Entretien avec Takashi Miike, de retour avec First Love

Cette année, à Cannes, nous avons eu le plaisir de rencontrer un de nos cinéastes fétiches: Takashi Miike, auteur entre autre des Dead or Alive, Itchii The Killer ou encore Audition. Cinéaste vénéré par Quentin Tarantino ou Gaspar Noé, c’est aussi l’un des cinéastes les plus prolifiques actuellement. On profite de la projection de First Love à l’Etrange Festival pour vous offrir cette interview cannoise.

Vous multipliez les tournages et les projets et ce n’est pas toujours très simple de suivre votre actualité même si, comme nous, beaucoup suivent votre carrière avec assiduité. Nous avions, par exemple, été très surpris d’apprendre l’existence de First Love, qui semble avoir été fait sous une brusque impulsion.

Je voulais faire une histoire d’amour à ma façon. Une histoire d’amour normale, c’est quelque chose à vivre. Mais au cinéma, je voulais faire autre chose: une histoire d’amour chez des abrutis, c’est à dire les Yakuza – qui étymologiquement signifie “bon à rien”. Ce n’est pas le but des Yakuza d’avoir des histoires d’amour; et d’ailleurs c’est totalement inattendu, ils meurent tous à la fin du film. Mais je trouve l’idée intéressante. Le scénario a été écrit très rapidement et la préparation du tournage à été très courte. J’ai surtout eu la chance que les acteurs soient tous disponibles au même moment. Du coup, on s’est tous bien amusés.

Face à First Love, on a l’impression de faire face à un film somme. Mêlant autant l’aspect décomplexé, faussement dilettante et punk d’une partie de votre œuvre, et celui plus classique et visuellement rigoureux. Pensez-vous être à un moment charnière de votre carrière ?

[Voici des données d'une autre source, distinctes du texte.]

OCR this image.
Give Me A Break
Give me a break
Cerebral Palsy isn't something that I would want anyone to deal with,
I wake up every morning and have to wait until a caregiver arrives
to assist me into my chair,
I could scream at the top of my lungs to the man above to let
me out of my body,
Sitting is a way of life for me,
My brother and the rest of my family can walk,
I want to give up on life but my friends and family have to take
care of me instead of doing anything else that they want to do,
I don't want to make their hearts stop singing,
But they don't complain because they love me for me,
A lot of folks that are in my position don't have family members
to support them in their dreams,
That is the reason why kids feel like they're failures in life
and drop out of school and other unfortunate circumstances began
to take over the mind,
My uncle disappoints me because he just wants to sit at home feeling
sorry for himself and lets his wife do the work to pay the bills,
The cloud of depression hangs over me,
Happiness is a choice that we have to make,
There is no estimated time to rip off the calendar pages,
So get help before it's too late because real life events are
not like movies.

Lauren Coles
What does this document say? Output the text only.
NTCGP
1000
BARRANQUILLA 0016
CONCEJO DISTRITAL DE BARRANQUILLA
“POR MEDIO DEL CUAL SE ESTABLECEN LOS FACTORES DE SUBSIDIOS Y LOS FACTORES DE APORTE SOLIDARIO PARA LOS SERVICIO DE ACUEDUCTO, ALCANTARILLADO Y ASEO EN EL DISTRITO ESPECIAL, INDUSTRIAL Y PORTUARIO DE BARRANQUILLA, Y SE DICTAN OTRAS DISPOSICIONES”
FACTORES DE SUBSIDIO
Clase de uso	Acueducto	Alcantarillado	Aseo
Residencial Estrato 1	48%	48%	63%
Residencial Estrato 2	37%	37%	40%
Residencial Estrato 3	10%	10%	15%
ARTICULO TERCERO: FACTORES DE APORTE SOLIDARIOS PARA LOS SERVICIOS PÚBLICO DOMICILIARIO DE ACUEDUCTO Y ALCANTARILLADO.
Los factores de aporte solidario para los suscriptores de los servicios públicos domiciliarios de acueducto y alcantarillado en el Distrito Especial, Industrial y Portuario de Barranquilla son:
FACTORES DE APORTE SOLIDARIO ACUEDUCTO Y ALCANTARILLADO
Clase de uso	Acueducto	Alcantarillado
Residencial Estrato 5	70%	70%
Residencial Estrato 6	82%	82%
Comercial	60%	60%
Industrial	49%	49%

Mon scénariste, est à la fois un ami et un collaborateur de longue date. C’est un auteur talentueux mais lorsqu’il adapte un livre pour le cinéma, il change tellement d’éléments par rapport à l’œuvre d’origine que l’écrivain a tendance à se plaindre. Il y a parfois des problèmes, il a tendance à avoir du mal à faire des compromis. Du coup il m’arrive de trouver des moyens de régler ces problèmes par rapport au scénario. Ce n’est pas une intention de ma part de chercher à faire un film somme, qui symbolise l’aboutissement de mon œuvre. Mais peut être que mon scénariste y a pensé et a travaillé sur ça. Ou peut être qu’il a écrit un scénario qui pouvait me permettre de travailler librement. Il y a aussi le fait que l’on est tous les deux plus très jeunes et nous ne pouvons plus tourner un film avec un emploi du temps chargé. Surtout lui. Du coup, nous voulions faire un film surprenant, un nouveau coup.

La séquence qui nous a le plus marqué dans votre dernier film, c’est une séquence en animation, c’est une véritable surprise, c’est nouveau dans votre travail. Pourquoi avoir choisi de tourner cette séquence en animation ?

Il y a de moins en moins de cascadeurs au Japon, surtout des jeunes. Il y en a encore, mais plutôt âgés, et j’avais peur qu’il se fassent mal physiquement. Il y avait aussi des questions de budget. Les scènes d’actions coûtent cher, et beaucoup de producteurs refusent ces scènes dès la lecture du scénario. Du coup, beaucoup de réalisateurs finissent par renoncer aux scènes d’actions. Il y a cette tendance aujourd’hui au Japon, selon laquelle même les scénaristes se contraignent à ne plus écrire des scènes spectaculaires. Moi je suis contre cette tendance. Du coup, cette séquence est ma réponse à cette tendance. Faire une séquence d’animation, attention, ce n’est pas bon marché. Je voulais simplement dire qu’on a le droit d’offrir ce genre de moments.

First Love/Hatsukoi de Takashi Miike, avec Masataka Kubota, Nao Ohmori, Shôta Sometani, Sakurako Konishi, Jun Murakami… Projeté lors de l’Etrange Festival 2019, aucune date de sortie officielle pour l’instant.